Penanganan kekerdilan pemerintah tercatat di pengujung Kabinet lalu menunjukkan hasil yang gemilang. Sayangnya pada 2020 masih serasa jalan di tempat dan tidak ada pergerakan penurunan prevalensi kekerdilan yang signifikan.

Jika pandemik belum dapat diatasi pada 2021 dan penanganan kekerdilan tidak ada percepatan, maka target prevalensi kekerdilan 14 persen pada 2014 dipastikan akan jauh dari harapan.

Anak merupakan kelompok rentan pada masa pandemik, namun memiliki peran besar bagi kelangsungan bangsa ini.

Pejabat Kemenkes yang menangani kekerdilan pada anak-anak tidak boleh bersikap "business as usual" karena Presiden berulangkali menegaskan bahwa jangan menganggap situasi ini seperti situasi biasa.

Terobosan kebijakan harus dilakukan dengan segera walaupun tidak mudah. Keberadaan Juknis ditunggu dalam rangka percepatan penanganan kekerdilan.

Sebab, kekerdilan merupakan Program Strategis Nasional yang dicanangkan langsung oleh Presiden. Ketiadaan Juknis akan menimbulkan kekosongan kebijakan yang diperlukan di lapangan.

Selain itu supaya penanganan program kekerdilan cepat bergerak-nya, revitalisasi sambil berjalan Puskesmas/Posyandu, khususnya di beberapa daerah terpencil, terluar, dan terbelakang harus dilakukan karena mereka merupakan ujung tombak pelaksanaan pengurangan kekerdilan di seluruh Indonesia.

Menurut Absensi data dasar Puskesmas 2018 melalui aplikasi Komdat sampai 31 Agustus 2019, jumlah Puskesmas di seluruh Indonesia dengan beragam klasifikasi dan kondisi sekitar 9.993.

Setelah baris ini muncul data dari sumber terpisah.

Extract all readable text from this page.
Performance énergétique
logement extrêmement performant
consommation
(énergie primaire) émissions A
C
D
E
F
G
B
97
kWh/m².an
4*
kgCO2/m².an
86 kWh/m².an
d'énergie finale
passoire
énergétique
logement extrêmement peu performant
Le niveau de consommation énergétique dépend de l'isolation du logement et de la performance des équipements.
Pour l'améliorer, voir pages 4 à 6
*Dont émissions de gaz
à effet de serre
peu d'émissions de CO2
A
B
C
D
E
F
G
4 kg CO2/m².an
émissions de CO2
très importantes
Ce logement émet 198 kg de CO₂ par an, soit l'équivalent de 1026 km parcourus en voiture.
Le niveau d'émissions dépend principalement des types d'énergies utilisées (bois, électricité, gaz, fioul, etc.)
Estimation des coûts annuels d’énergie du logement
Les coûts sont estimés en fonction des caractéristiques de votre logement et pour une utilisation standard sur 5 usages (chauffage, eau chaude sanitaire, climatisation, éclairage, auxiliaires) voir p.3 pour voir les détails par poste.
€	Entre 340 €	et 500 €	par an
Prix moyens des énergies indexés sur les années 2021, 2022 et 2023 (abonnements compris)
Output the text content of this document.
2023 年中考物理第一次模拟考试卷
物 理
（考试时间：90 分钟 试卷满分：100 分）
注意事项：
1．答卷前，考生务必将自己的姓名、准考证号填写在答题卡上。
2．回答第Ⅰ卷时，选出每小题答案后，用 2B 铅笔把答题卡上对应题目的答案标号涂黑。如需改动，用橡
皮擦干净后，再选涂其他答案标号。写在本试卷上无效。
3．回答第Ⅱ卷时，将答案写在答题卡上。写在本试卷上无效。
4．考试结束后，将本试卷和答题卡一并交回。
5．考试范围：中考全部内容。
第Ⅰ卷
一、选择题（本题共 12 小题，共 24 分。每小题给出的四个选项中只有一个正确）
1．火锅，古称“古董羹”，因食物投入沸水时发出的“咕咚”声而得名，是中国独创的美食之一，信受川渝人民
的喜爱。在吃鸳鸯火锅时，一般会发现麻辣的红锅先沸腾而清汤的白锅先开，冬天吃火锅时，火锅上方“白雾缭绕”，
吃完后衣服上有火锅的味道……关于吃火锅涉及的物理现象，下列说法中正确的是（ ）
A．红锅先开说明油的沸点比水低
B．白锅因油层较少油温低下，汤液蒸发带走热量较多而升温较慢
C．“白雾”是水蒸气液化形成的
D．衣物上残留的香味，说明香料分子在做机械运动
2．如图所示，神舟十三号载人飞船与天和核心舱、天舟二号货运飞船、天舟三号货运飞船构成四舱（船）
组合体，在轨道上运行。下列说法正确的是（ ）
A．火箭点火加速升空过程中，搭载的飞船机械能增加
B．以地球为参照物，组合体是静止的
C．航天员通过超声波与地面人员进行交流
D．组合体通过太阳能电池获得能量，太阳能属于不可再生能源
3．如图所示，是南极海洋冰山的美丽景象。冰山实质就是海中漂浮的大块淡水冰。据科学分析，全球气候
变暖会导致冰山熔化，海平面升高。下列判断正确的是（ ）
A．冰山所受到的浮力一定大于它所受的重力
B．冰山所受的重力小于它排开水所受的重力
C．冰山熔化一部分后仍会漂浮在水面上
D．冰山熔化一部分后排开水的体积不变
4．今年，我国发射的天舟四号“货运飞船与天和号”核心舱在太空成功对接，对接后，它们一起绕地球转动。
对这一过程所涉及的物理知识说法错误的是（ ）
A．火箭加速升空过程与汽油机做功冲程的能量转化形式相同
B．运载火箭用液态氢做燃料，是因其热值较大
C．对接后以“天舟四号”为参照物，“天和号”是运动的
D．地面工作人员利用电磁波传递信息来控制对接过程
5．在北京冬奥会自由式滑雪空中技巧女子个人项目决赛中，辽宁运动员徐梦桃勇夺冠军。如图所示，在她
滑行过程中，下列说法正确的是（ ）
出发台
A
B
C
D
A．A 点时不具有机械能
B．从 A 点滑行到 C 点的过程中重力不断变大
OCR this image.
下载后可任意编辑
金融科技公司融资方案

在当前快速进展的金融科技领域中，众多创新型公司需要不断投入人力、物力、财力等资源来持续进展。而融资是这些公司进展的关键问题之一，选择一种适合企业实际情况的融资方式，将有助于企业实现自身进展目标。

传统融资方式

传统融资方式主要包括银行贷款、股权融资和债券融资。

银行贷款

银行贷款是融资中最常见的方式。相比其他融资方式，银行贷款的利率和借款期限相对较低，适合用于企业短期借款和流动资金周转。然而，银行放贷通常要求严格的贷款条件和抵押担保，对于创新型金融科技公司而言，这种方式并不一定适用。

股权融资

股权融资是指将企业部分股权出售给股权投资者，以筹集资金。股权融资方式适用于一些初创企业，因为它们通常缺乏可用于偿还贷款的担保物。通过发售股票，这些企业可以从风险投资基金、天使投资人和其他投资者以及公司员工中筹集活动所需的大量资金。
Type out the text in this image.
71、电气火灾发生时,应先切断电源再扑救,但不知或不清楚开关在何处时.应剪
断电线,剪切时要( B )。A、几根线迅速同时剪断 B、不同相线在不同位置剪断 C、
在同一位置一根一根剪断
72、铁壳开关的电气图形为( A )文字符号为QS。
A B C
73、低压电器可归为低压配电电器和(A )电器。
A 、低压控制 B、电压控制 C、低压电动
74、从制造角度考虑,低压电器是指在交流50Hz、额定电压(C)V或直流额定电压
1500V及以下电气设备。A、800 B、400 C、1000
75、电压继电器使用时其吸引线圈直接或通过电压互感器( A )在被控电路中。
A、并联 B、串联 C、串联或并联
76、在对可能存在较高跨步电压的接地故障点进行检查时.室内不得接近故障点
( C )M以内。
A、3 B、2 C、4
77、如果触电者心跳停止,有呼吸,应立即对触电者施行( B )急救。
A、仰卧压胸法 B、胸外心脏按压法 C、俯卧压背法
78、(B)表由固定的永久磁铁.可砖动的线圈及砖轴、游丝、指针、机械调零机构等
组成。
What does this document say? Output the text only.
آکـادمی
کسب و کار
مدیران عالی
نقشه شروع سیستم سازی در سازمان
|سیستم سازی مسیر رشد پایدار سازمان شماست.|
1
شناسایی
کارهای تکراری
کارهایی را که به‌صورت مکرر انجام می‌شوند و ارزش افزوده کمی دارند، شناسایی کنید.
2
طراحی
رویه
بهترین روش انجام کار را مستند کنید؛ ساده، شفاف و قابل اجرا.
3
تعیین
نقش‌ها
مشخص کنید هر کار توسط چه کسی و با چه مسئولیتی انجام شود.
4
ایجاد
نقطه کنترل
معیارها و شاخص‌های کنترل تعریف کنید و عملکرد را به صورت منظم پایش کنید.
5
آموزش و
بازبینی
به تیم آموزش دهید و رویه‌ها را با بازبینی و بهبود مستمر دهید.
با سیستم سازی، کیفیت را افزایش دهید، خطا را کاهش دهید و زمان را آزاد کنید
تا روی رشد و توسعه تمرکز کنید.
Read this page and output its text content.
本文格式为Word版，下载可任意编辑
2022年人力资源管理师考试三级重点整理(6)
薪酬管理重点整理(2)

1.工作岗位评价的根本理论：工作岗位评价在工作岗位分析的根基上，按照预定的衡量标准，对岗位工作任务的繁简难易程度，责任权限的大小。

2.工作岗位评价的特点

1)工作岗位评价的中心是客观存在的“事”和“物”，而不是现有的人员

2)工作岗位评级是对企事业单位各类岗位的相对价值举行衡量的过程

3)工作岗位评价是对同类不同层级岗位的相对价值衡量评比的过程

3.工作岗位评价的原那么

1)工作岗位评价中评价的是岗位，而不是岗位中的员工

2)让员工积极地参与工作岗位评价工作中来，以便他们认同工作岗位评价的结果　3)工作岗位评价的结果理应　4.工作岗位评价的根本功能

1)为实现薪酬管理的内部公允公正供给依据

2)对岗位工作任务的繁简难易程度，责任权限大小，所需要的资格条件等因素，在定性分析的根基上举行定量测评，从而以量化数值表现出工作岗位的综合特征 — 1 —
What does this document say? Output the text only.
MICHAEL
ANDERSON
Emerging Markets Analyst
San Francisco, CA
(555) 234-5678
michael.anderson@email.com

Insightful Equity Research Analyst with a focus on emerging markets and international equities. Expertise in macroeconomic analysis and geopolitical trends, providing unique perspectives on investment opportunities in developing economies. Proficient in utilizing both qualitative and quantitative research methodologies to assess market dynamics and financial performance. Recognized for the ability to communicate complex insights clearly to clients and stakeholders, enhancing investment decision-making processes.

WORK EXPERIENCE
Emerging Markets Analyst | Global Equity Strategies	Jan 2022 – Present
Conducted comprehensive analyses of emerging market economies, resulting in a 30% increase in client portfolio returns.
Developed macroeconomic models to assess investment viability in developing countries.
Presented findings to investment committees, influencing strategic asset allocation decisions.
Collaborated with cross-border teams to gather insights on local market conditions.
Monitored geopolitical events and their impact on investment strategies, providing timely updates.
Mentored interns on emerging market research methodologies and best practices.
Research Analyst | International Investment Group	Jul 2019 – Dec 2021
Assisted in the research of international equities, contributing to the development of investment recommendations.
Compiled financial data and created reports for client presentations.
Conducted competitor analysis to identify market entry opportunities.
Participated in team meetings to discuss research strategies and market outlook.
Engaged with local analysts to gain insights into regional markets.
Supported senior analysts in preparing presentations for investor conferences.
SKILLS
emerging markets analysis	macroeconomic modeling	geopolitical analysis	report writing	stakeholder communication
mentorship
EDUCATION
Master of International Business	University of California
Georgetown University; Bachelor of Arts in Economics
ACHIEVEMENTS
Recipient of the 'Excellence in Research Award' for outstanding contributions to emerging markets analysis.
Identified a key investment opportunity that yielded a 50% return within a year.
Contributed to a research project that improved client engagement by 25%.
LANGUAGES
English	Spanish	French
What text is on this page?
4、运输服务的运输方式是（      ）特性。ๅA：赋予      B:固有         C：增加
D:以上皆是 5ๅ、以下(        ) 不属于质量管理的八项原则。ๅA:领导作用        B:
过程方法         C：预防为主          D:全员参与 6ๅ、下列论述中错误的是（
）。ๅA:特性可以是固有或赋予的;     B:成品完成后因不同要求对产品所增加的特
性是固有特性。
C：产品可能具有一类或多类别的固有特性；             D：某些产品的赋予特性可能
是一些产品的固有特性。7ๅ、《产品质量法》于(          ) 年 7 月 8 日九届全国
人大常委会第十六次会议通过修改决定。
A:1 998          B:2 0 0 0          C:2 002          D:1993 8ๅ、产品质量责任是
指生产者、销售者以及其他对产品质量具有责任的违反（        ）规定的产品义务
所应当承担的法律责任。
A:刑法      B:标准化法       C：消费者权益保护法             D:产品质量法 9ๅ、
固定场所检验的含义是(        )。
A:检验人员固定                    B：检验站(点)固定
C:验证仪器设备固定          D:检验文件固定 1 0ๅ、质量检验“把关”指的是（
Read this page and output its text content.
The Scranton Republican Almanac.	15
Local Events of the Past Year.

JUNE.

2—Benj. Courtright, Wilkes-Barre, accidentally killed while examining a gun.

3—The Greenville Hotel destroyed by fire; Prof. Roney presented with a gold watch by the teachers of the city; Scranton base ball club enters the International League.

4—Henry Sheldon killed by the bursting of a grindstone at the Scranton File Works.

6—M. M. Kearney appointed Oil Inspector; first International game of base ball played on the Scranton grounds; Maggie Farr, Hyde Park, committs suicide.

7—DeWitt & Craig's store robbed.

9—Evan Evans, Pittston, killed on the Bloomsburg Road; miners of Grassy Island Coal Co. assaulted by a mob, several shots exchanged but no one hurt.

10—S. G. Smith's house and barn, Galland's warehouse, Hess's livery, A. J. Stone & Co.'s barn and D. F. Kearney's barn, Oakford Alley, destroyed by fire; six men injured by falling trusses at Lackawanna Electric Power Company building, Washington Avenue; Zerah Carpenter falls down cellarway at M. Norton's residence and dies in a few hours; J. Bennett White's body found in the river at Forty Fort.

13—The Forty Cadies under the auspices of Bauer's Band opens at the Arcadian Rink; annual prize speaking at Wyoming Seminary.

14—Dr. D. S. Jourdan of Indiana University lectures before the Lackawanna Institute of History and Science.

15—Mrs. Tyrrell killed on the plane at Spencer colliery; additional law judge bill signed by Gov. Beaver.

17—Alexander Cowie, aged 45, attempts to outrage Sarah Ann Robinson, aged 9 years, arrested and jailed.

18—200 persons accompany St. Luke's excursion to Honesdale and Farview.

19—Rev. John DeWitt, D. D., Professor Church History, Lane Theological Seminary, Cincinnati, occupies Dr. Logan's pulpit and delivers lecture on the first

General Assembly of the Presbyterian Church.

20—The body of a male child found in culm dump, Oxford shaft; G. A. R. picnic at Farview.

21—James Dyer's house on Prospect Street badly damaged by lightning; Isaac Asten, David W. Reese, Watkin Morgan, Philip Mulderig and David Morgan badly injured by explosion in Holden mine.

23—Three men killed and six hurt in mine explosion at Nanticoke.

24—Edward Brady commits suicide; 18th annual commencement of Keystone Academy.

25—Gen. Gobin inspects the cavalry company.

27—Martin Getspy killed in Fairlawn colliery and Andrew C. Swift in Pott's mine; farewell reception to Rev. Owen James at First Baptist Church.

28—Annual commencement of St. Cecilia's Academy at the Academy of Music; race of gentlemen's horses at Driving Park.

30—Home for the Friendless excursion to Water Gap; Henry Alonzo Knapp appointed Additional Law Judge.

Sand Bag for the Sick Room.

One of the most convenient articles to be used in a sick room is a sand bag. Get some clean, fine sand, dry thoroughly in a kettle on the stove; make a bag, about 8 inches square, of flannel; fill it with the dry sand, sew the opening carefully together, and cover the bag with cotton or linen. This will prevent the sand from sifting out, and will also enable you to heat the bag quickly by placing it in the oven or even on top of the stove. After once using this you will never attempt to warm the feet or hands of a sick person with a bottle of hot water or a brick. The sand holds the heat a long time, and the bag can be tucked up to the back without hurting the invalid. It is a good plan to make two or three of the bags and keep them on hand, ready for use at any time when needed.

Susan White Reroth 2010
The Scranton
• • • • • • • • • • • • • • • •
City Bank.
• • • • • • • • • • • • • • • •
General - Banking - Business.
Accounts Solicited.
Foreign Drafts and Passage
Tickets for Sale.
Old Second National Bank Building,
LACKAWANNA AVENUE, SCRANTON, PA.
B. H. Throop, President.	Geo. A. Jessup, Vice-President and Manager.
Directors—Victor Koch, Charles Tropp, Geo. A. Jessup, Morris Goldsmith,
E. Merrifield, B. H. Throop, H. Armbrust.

Jika petunjuk teknis dapat terbit pada Desember 2020, maka Tahun Anggaran 2021 pelaksanaan Permenkes Nomor 29 tahun 2019 diperkirakan dapat dilakukan percepatan penanganan atas kasus kekerdilan yang terjadi.

Anak Indonesia bukan sekadar butuh perhatian untuk satu sisi semata, namun juga sebuah regulasi yang berpihak pada masa depan mereka.